I’ve saved Guru Systems (where I work) til last. We’re also one of the 9 companies that made the final cut. We’re attempting to radically speed up the development of the UK heat market by building tools for heat network operators to 1) understand and analyse their own energy performance data and 2) share that data with each other. The understand and analyse bit in the first point is based on the application of machine learning algorithms and other big data techniques. This is (obviously) the most innovative project of all and I could go on about it for several pages. But I’ll stop here.
So that’s a short list of some of the key innovations. But no doubt I’ve missed loads. Please let me know in comments or by email what else I should include in my list of innovators.
carbon limited 
Thanks for the plug Casey!
There are no aggressive assumptions in this house though: we just use real data on diversity rather than relying on guesses and gross oversizing. 😉
That industrial distributed control system (as typically used in oil refineries and chemical plants) then allows network load to be actively managed: minimise the peaks, utilising the troughs, and making those network infrastructure assets serve as many customers as possible.

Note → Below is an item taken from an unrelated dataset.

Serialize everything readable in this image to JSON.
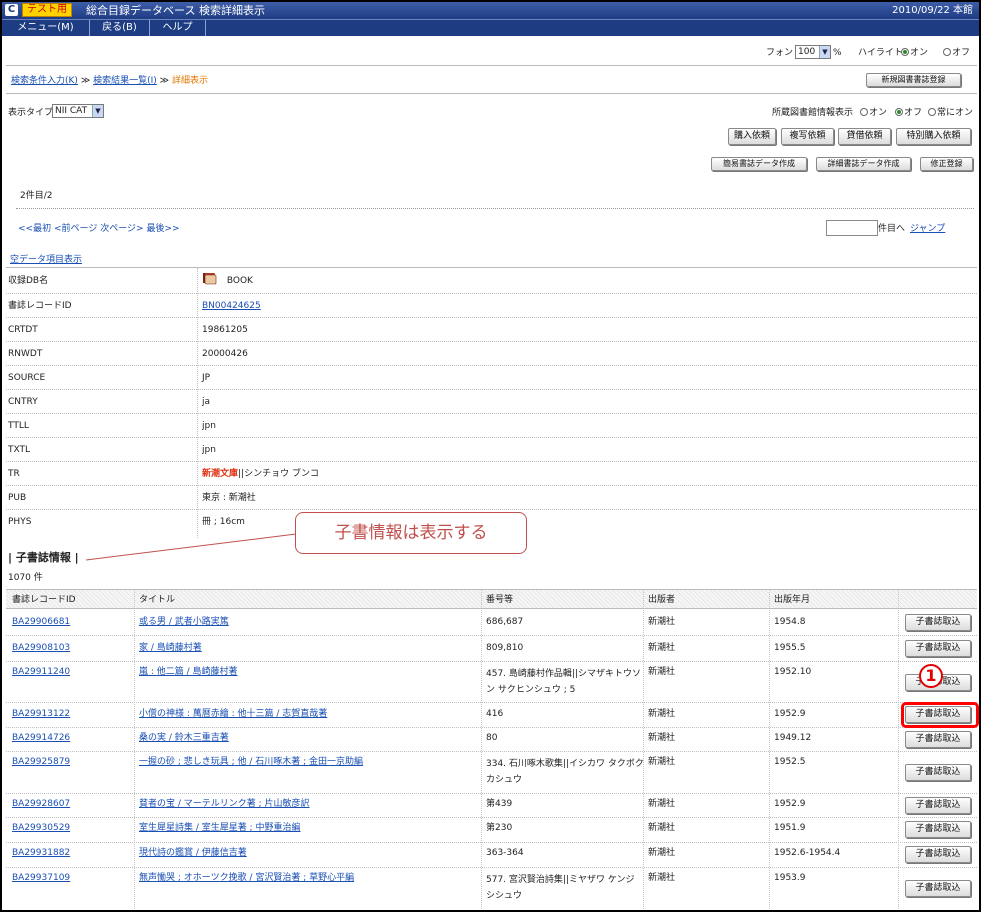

We could apply these techniques to existing networks but there’s a major barrier to overcome before we can do so: DATA. Whilst you or I could take one look at a network and know if (1) the basic design is even capable of operating efficiently, and (2) it’s actually been commissioned well and is operating efficiently, this isn’t enough to open the chequebook.
The Finance Director will need the DATA on how the network is actually operating to justify any investment decision. The Judge will need the DATA to prove, on the balance of probabilities, that the designer/operator of the existing network has dropped a major boo-boo and will need to stick their hand in their pocket to fix it.

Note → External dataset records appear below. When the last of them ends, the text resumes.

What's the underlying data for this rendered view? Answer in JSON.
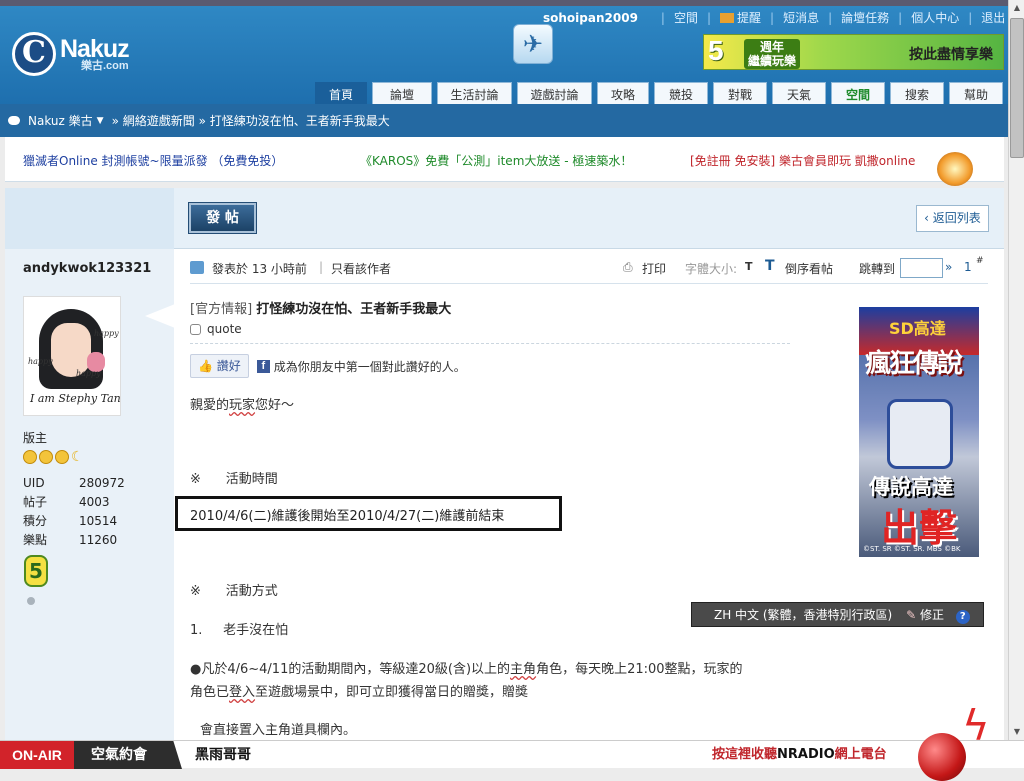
{
  "header": {
    "logo_text": "Nakuz",
    "logo_sub": "樂古.com",
    "username": "sohoipan2009",
    "links": [
      "空間",
      "提醒",
      "短消息",
      "論壇任務",
      "個人中心",
      "退出"
    ],
    "banner": {
      "number": "5",
      "title_line1": "週年",
      "title_line2": "繼續玩樂",
      "slogan": "按此盡情享樂"
    }
  },
  "nav": {
    "tabs": [
      "首頁",
      "論壇",
      "生活討論",
      "遊戲討論",
      "攻略",
      "競投",
      "對戰",
      "天氣",
      "空間",
      "搜索",
      "幫助"
    ],
    "active": "首頁"
  },
  "breadcrumb": {
    "site": "Nakuz 樂古",
    "items": [
      "網絡遊戲新聞",
      "打怪練功沒在怕、王者新手我最大"
    ],
    "separator": "»"
  },
  "ads": [
    {
      "text": "獵滅者Online 封測帳號~限量派發 （免費免投）",
      "color": "#1d3fa0"
    },
    {
      "text": "《KAROS》免費「公測」item大放送 - 極速築水！",
      "color": "#1e8a2a"
    },
    {
      "text": "[免註冊 免安裝] 樂古會員即玩 凱撒online",
      "color": "#c0262c"
    }
  ],
  "actions": {
    "post_button": "發 帖",
    "back_button": "返回列表"
  },
  "author": {
    "name": "andykwok123321",
    "avatar_caption": "I am Stephy Tang",
    "avatar_small": [
      "happy",
      "happy",
      "happy"
    ],
    "rank": "版主",
    "stats": [
      {
        "label": "UID",
        "value": "280972"
      },
      {
        "label": "帖子",
        "value": "4003"
      },
      {
        "label": "積分",
        "value": "10514"
      },
      {
        "label": "樂點",
        "value": "11260"
      }
    ],
    "medal": "5"
  },
  "post_info": {
    "posted": "發表於 13 小時前",
    "only_author": "只看該作者",
    "print": "打印",
    "font_size_label": "字體大小:",
    "font_t": "T",
    "reverse": "倒序看帖",
    "jump_to": "跳轉到",
    "jump_arrow": "»",
    "floor": "1",
    "floor_mark": "#"
  },
  "post": {
    "category": "[官方情報]",
    "title": "打怪練功沒在怕、王者新手我最大",
    "tag": "quote",
    "like_button": "讚好",
    "like_text": "成為你朋友中第一個對此讚好的人。",
    "greeting_pre": "親愛的",
    "greeting_u": "玩家",
    "greeting_post": "您好～",
    "section1_mark": "※",
    "section1": "活動時間",
    "period": "2010/4/6(二)維護後開始至2010/4/27(二)維護前結束",
    "section2_mark": "※",
    "section2": "活動方式",
    "item1_num": "1.",
    "item1": "老手沒在怕",
    "line1_pre": "●凡於4/6~4/11的活動期間內，等級達20級(含)以上的",
    "line1_u": "主角",
    "line1_post": "角色，每天晚上21:00整點，玩家的",
    "line2_pre": "角色已",
    "line2_u": "登入",
    "line2_post": "至遊戲場景中，即可立即獲得當日的贈獎，贈獎",
    "line3": "會直接置入主角道具欄內。"
  },
  "game_ad": {
    "top": "SD高達",
    "title": "瘋狂傳說",
    "line": "傳說高達",
    "big": "出擊",
    "copyright": "©ST. SR ©ST. SR. MBS ©BK"
  },
  "ime": {
    "text": "ZH 中文 (繁體，香港特別行政區)",
    "fix": "修正",
    "help": "?"
  },
  "radio": {
    "onair": "ON-AIR",
    "program1": "空氣約會",
    "program2": "黑雨哥哥",
    "cta_pre": "按這裡收聽",
    "cta_brand": "NRADIO",
    "cta_post": "網上電台"
  }
}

Only once folks know, without doubt, what a lemon they’ve got, can you start to sell a fix. Companies bringing tools to market that allow operators to understand and analyse their own energy performance data are our best friend. 😉
Three more suggestions for innovators in heat networks with a data slant:
NODA Systems of Sweden
http://www.noda.se/en/main
This company has been improving temperature management in existing buildings and actively managing load on existing heat networks for some time. NODA optimise, apartment block by apartment block, what COHEAT are doing apartment by apartment and radiator by radiator. They’ve matured a lot in the last 12-18 months, are now partnered with Schneider Electric, and fairly well positioned to dominate the large commercial/multi-family building market.
Thermal Integration of Sudbury
http://heatweb.co.uk/
Click to access data.pdf
Richard Hanson-Graville has been designing heat exchange hardware and heat networks for some time. Now partnered (part owned?) by Specflue, Thermal Integration are in the process of bringing networked HIUs to market. At present these provide reactive network wide hot water priority (curtailment of consumer requests for space heat) but the control/ data backbone is capable of more. Watch this space.
NordIQ
http://www.nordiq.se/
Peter Gummerus wrote the texbook on Swedish diversity. Ok, no, but he was the PhD student whose job it was to crank down the hot water power to apartment buildings until the telephones lit up with complaints. That data was then used by the SDHA to produce their diversity curves. He now provides ultra-smart whole-building HIUs for the multi-family buildings that form the bulk of Scandinavian residential DH connections, commissioning/balancing services for such buildings, and a whole host of related services.